Middlesex
Die Schwester hob ziemlich unprofessionell eine Hand an den Hals und tat, als nestelte sie am Kragen.
Tschechow hatte Recht. Wenn an der Wand eine Waffe ist, muss sie auch losgehen. Im wirklichen Leben weiß man allerdings nie, wo die Waffe hängt. Aus der Waffe, die mein Vater unterm Kissen hatte, wurde nie ein Schuss abgefeuert. Aus der Flinte überm Kamin des Sommerhauses auch nicht. Aber in der Notaufnahme war alles anders. Da war kein Rauch, kein Pulvergeruch, überhaupt kein Geräusch. Nur an der Reaktion des Arztes und der Schwester war abzulesen, dass mein Körper den narrativen Erfordernissen nun entsprach.

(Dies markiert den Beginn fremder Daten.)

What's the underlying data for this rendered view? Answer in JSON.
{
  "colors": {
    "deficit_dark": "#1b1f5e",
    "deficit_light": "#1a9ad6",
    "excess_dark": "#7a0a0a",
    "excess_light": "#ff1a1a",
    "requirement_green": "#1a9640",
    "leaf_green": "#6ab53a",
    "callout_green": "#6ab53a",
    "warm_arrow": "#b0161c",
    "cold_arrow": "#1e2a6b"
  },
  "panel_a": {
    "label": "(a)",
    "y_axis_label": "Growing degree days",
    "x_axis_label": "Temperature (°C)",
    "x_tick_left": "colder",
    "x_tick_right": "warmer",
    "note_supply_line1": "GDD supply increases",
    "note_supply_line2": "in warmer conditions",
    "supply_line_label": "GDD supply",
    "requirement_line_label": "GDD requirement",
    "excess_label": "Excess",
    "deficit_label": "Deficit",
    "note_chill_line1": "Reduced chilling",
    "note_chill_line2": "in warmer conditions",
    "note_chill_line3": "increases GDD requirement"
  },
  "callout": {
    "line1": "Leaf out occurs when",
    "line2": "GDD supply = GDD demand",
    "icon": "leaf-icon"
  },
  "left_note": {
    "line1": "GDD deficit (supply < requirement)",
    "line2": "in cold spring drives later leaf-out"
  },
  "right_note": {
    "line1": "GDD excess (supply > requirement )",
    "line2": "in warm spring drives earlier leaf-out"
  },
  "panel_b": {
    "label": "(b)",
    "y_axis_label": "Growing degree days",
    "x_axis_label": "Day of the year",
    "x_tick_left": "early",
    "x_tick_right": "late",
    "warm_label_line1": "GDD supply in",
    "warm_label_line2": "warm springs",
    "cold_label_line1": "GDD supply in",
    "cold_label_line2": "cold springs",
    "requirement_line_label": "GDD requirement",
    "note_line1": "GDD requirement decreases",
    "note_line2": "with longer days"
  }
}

Eine Szene aus diesem Abschnitt meines Lebens bleibt noch zu schildern. Sie ereignete sich eine Woche später, in der Middlesex, und zeigte mich, einen Koffer und einen Baum. Ich war in meinem Zimmer und saß auf der Fensterbank. Es war kurz vor Mittag. Ich war reisefertig gekleidet, grauer Hosenanzug, weiße Bluse. Ich langte aus dem Fenster und zupfte Beeren von dem Maulbeerbaum davor. Schon die ganze letzte Stunde hatte ich Beeren gegessen, um mich von dem Geräusch abzulenken, das aus dem Schlafzimmer meiner Eltern drang.
Die Maulbeeren waren gerade eine Woche reif. Sie waren dick und saftig. Die Beeren färbten meine Hände. Der Gehweg draußen war purpurrot befleckt, auch das Gras und die Steine in den Blumenbeeten. Das Geräusch in dem Schlafzimmer meiner Eltern war das Weinen meiner Mutter.

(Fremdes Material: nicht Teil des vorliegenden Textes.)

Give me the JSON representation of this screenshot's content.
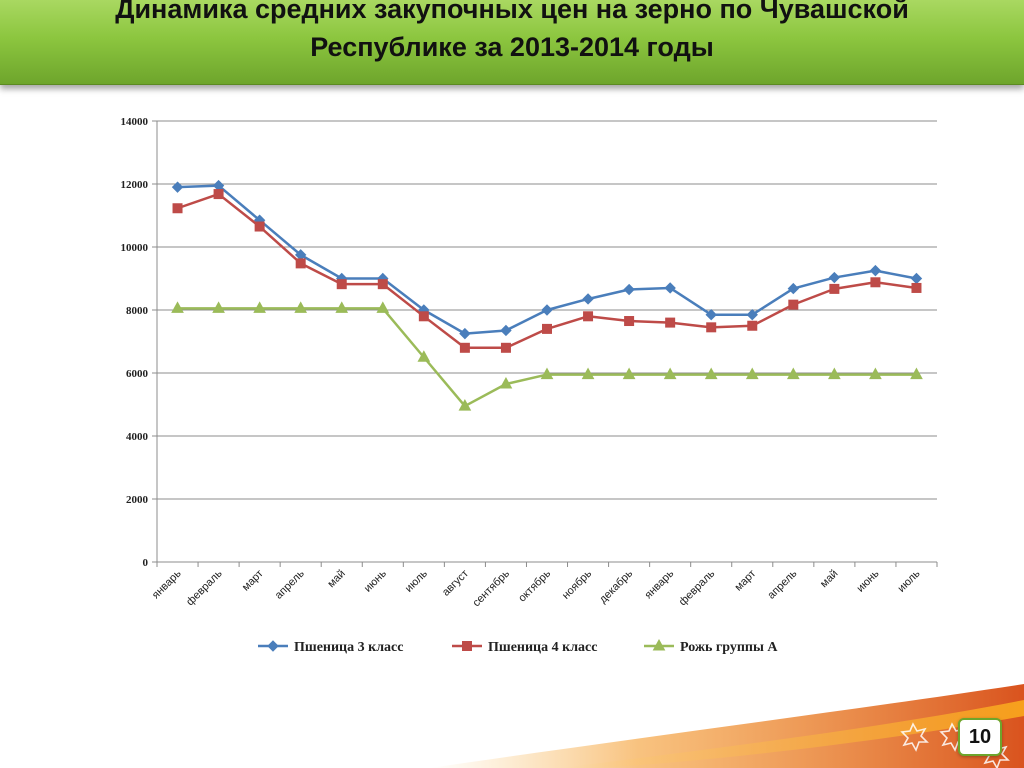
{
  "slide": {
    "title_line_1": "Динамика средних закупочных цен на зерно по Чувашской",
    "title_line_2": "Республике за 2013-2014 годы",
    "page_number": "10",
    "accent_color": "#8cc63f"
  },
  "chart_data": {
    "type": "line",
    "title": "",
    "xlabel": "",
    "ylabel": "",
    "categories": [
      "январь",
      "февраль",
      "март",
      "апрель",
      "май",
      "июнь",
      "июль",
      "август",
      "сентябрь",
      "октябрь",
      "ноябрь",
      "декабрь",
      "январь",
      "февраль",
      "март",
      "апрель",
      "май",
      "июнь",
      "июль"
    ],
    "ylim": [
      0,
      14000
    ],
    "yticks": [
      0,
      2000,
      4000,
      6000,
      8000,
      10000,
      12000,
      14000
    ],
    "grid": true,
    "legend_position": "bottom",
    "series": [
      {
        "name": "Пшеница 3 класс",
        "color": "#4a7ebb",
        "marker": "diamond",
        "values": [
          11900,
          11950,
          10850,
          9750,
          9000,
          9000,
          8000,
          7250,
          7350,
          8000,
          8350,
          8650,
          8700,
          7850,
          7850,
          8680,
          9030,
          9250,
          9000
        ]
      },
      {
        "name": "Пшеница 4 класс",
        "color": "#be4b48",
        "marker": "square",
        "values": [
          11230,
          11680,
          10650,
          9480,
          8820,
          8820,
          7800,
          6800,
          6800,
          7400,
          7800,
          7650,
          7600,
          7450,
          7500,
          8170,
          8670,
          8880,
          8700
        ]
      },
      {
        "name": "Рожь группы А",
        "color": "#9bbb59",
        "marker": "triangle",
        "values": [
          8050,
          8050,
          8050,
          8050,
          8050,
          8050,
          6500,
          4950,
          5650,
          5950,
          5950,
          5950,
          5950,
          5950,
          5950,
          5950,
          5950,
          5950,
          5950
        ]
      }
    ]
  }
}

Ich stand auf. Ich ging zu meinem Koffer und öffnete ihn, um nachzusehen, ob ich auch alles eingepackt hatte. Meine Eltern und ich sollten in einer Stunde abreisen. Wir wollten nach New York zu einem berühmten Arzt. Ich wusste nicht, wie lange wir weg sein würden oder was mir fehlte. Ich achtete nicht sehr auf die Einzelheiten. Ich wusste nur, ich war kein Mädchen wie andere Mädchen mehr.

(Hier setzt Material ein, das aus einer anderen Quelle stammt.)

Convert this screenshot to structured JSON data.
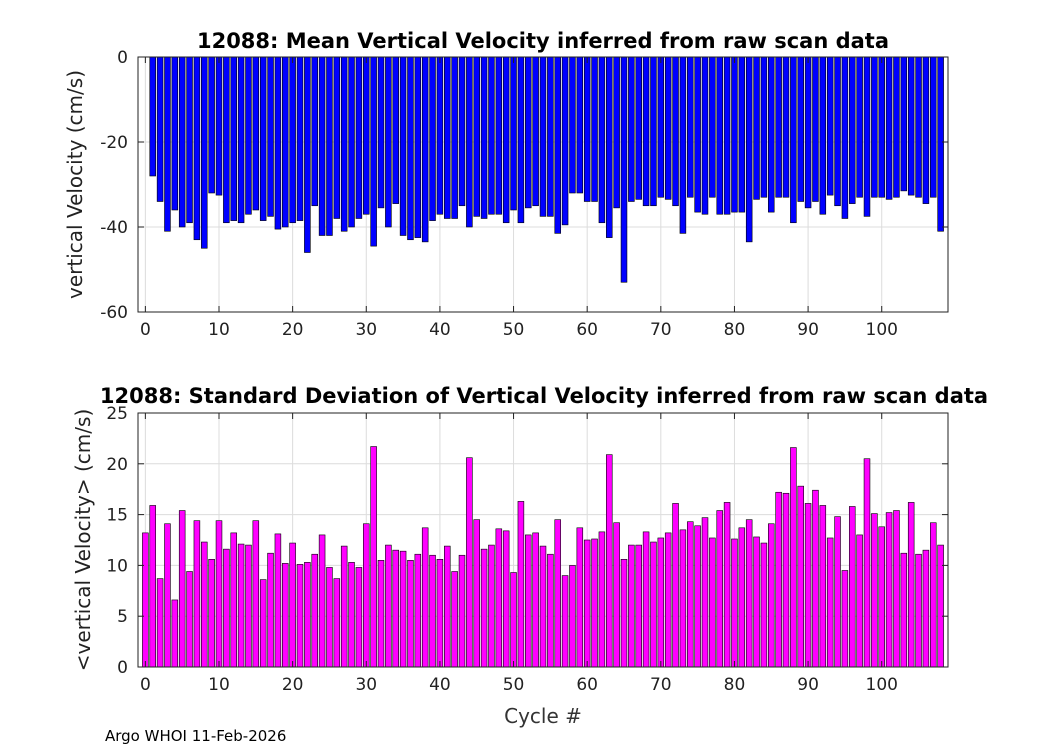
{
  "chart_data": [
    {
      "type": "bar",
      "title": "12088: Mean Vertical Velocity inferred from raw scan data",
      "xlabel": "",
      "ylabel": "vertical Velocity (cm/s)",
      "xlim": [
        -1,
        109
      ],
      "ylim": [
        -60,
        0
      ],
      "xticks": [
        0,
        10,
        20,
        30,
        40,
        50,
        60,
        70,
        80,
        90,
        100
      ],
      "yticks": [
        0,
        -20,
        -40,
        -60
      ],
      "grid": true,
      "color": "#0000ff",
      "x": [
        1,
        2,
        3,
        4,
        5,
        6,
        7,
        8,
        9,
        10,
        11,
        12,
        13,
        14,
        15,
        16,
        17,
        18,
        19,
        20,
        21,
        22,
        23,
        24,
        25,
        26,
        27,
        28,
        29,
        30,
        31,
        32,
        33,
        34,
        35,
        36,
        37,
        38,
        39,
        40,
        41,
        42,
        43,
        44,
        45,
        46,
        47,
        48,
        49,
        50,
        51,
        52,
        53,
        54,
        55,
        56,
        57,
        58,
        59,
        60,
        61,
        62,
        63,
        64,
        65,
        66,
        67,
        68,
        69,
        70,
        71,
        72,
        73,
        74,
        75,
        76,
        77,
        78,
        79,
        80,
        81,
        82,
        83,
        84,
        85,
        86,
        87,
        88,
        89,
        90,
        91,
        92,
        93,
        94,
        95,
        96,
        97,
        98,
        99,
        100,
        101,
        102,
        103,
        104,
        105,
        106,
        107,
        108
      ],
      "values": [
        -28,
        -34,
        -41,
        -36,
        -40,
        -39,
        -43,
        -45,
        -32,
        -32.5,
        -39,
        -38.5,
        -39,
        -37,
        -36,
        -38.5,
        -37.5,
        -40.5,
        -40,
        -39,
        -38.5,
        -46,
        -35,
        -42,
        -42,
        -38,
        -41,
        -40,
        -38,
        -37,
        -44.5,
        -35.5,
        -40,
        -34.5,
        -42,
        -43,
        -42.5,
        -43.5,
        -38.5,
        -37,
        -38,
        -38,
        -35,
        -40,
        -37.5,
        -38,
        -37,
        -37,
        -39,
        -36,
        -39,
        -35.5,
        -35,
        -37.5,
        -37.5,
        -41.5,
        -39.5,
        -32,
        -32,
        -34,
        -34,
        -39,
        -42.5,
        -35.5,
        -53,
        -34,
        -33.5,
        -35,
        -35,
        -33,
        -33.5,
        -35,
        -41.5,
        -33,
        -36.5,
        -37,
        -33,
        -37,
        -37,
        -36.5,
        -36.5,
        -43.5,
        -33.5,
        -33,
        -36.5,
        -33,
        -33,
        -39,
        -34,
        -35.5,
        -34,
        -37,
        -32.5,
        -35,
        -38,
        -34.5,
        -33,
        -37.5,
        -33,
        -33,
        -33.5,
        -33,
        -31.5,
        -32.5,
        -33,
        -34.5,
        -33,
        -41
      ]
    },
    {
      "type": "bar",
      "title": "12088: Standard Deviation of Vertical Velocity inferred from raw scan data",
      "xlabel": "Cycle #",
      "ylabel": "<vertical Velocity> (cm/s)",
      "xlim": [
        -1,
        109
      ],
      "ylim": [
        0,
        25
      ],
      "xticks": [
        0,
        10,
        20,
        30,
        40,
        50,
        60,
        70,
        80,
        90,
        100
      ],
      "yticks": [
        0,
        5,
        10,
        15,
        20,
        25
      ],
      "grid": true,
      "color": "#ff00ff",
      "x": [
        0,
        1,
        2,
        3,
        4,
        5,
        6,
        7,
        8,
        9,
        10,
        11,
        12,
        13,
        14,
        15,
        16,
        17,
        18,
        19,
        20,
        21,
        22,
        23,
        24,
        25,
        26,
        27,
        28,
        29,
        30,
        31,
        32,
        33,
        34,
        35,
        36,
        37,
        38,
        39,
        40,
        41,
        42,
        43,
        44,
        45,
        46,
        47,
        48,
        49,
        50,
        51,
        52,
        53,
        54,
        55,
        56,
        57,
        58,
        59,
        60,
        61,
        62,
        63,
        64,
        65,
        66,
        67,
        68,
        69,
        70,
        71,
        72,
        73,
        74,
        75,
        76,
        77,
        78,
        79,
        80,
        81,
        82,
        83,
        84,
        85,
        86,
        87,
        88,
        89,
        90,
        91,
        92,
        93,
        94,
        95,
        96,
        97,
        98,
        99,
        100,
        101,
        102,
        103,
        104,
        105,
        106,
        107,
        108
      ],
      "values": [
        13.2,
        15.9,
        8.7,
        14.1,
        6.6,
        15.4,
        9.4,
        14.4,
        12.3,
        10.6,
        14.4,
        11.6,
        13.2,
        12.1,
        12.0,
        14.4,
        8.6,
        11.2,
        13.1,
        10.2,
        12.2,
        10.1,
        10.3,
        11.1,
        13.0,
        9.8,
        8.7,
        11.9,
        10.3,
        9.8,
        14.1,
        21.7,
        10.5,
        12.0,
        11.5,
        11.4,
        10.5,
        11.1,
        13.7,
        11.0,
        10.6,
        11.9,
        9.4,
        11.0,
        20.6,
        14.5,
        11.6,
        12.0,
        13.6,
        13.4,
        9.3,
        16.3,
        13.0,
        13.2,
        11.9,
        11.1,
        14.5,
        9.0,
        10.0,
        13.7,
        12.5,
        12.6,
        13.3,
        20.9,
        14.2,
        10.6,
        12.0,
        12.0,
        13.3,
        12.3,
        12.7,
        13.2,
        16.1,
        13.5,
        14.3,
        13.9,
        14.7,
        12.7,
        15.4,
        16.2,
        12.6,
        13.7,
        14.5,
        12.8,
        12.2,
        14.1,
        17.2,
        17.1,
        21.6,
        17.8,
        16.1,
        17.4,
        15.9,
        12.7,
        14.8,
        9.5,
        15.8,
        13.0,
        20.5,
        15.1,
        13.8,
        15.2,
        15.4,
        11.2,
        16.2,
        11.1,
        11.5,
        14.2,
        12.0
      ]
    }
  ],
  "footer": "Argo WHOI 11-Feb-2026"
}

Im sechsten Jahrhundert schmuggelten orthodoxe Mönche Seide aus China. Sie brachten sie nach Kleinasien. Von dort eroberte sie Europa und kam schließlich übers Meer nach Nordamerika. Benjamin Franklin förderte die Seidenindustrie in Pennsylvania noch vor der Amerikanischen Revolution. Überall in den Vereinigten Staaten wurden Maulbeerbäume gepflanzt. Als ich aber, am Fenster stehend, diese Beeren zupfte, hatte ich keine Ahnung, dass unser Maulbeerbaum mit dem Seidenhandel zusammenhing oder dass meine Großmutter genau solche Bäume hinter ihrem Haus in der Türkei gehabt hatte. Jener Maulbeerbaum hatte einfach so vor meinem Zimmer in der Middlesex gestanden und mir nie seine Bedeutung enthüllt. Aber nun ist alles anders. Jetzt scheinen all die stummen Gegenstände meines Lebens meine Geschichte zu erzählen, in die Vergangenheit zurückzureichen, vorausgesetzt, ich sehe genau genug hin. Daher kann ich diesen Abschnitt meines Lebens unmöglich beenden, ohne das Folgende zu erwähnen:
Die am häufigsten gezüchtete Seidenraupenart, die Larve der Bombyx mori, existiert nirgendwo mehr in der Natur. Wie meine Enzyklopädie es so treffend formuliert: »Die Beine der Larven sind degeneriert, und die geschlüpften Tiere können nicht fliegen.«
VIERTES BUCH
DAS ORAKEL DER VULVA
Von meiner Geburt an, bei der sie unentdeckt blieben, über meine Taufe, wo sie einem Priester die Schau stahlen, bis hin zu meiner leidvollen Jugendzeit, während der sie nicht eben viel und dann alles auf einmal taten, waren und sind meine Genitalien das Bedeutsamste, was mir je widerfahren ist. Manche erben Häuser, andere Gemälde oder hoch versicherte Geigenbögen. Wieder andere bekommen eine japanische Tansu-Kommode oder einen berühmten Namen. Ich habe auf meinem Chromosom fünf ein rezessives Gen und wahrlich ausgefallene Klunker.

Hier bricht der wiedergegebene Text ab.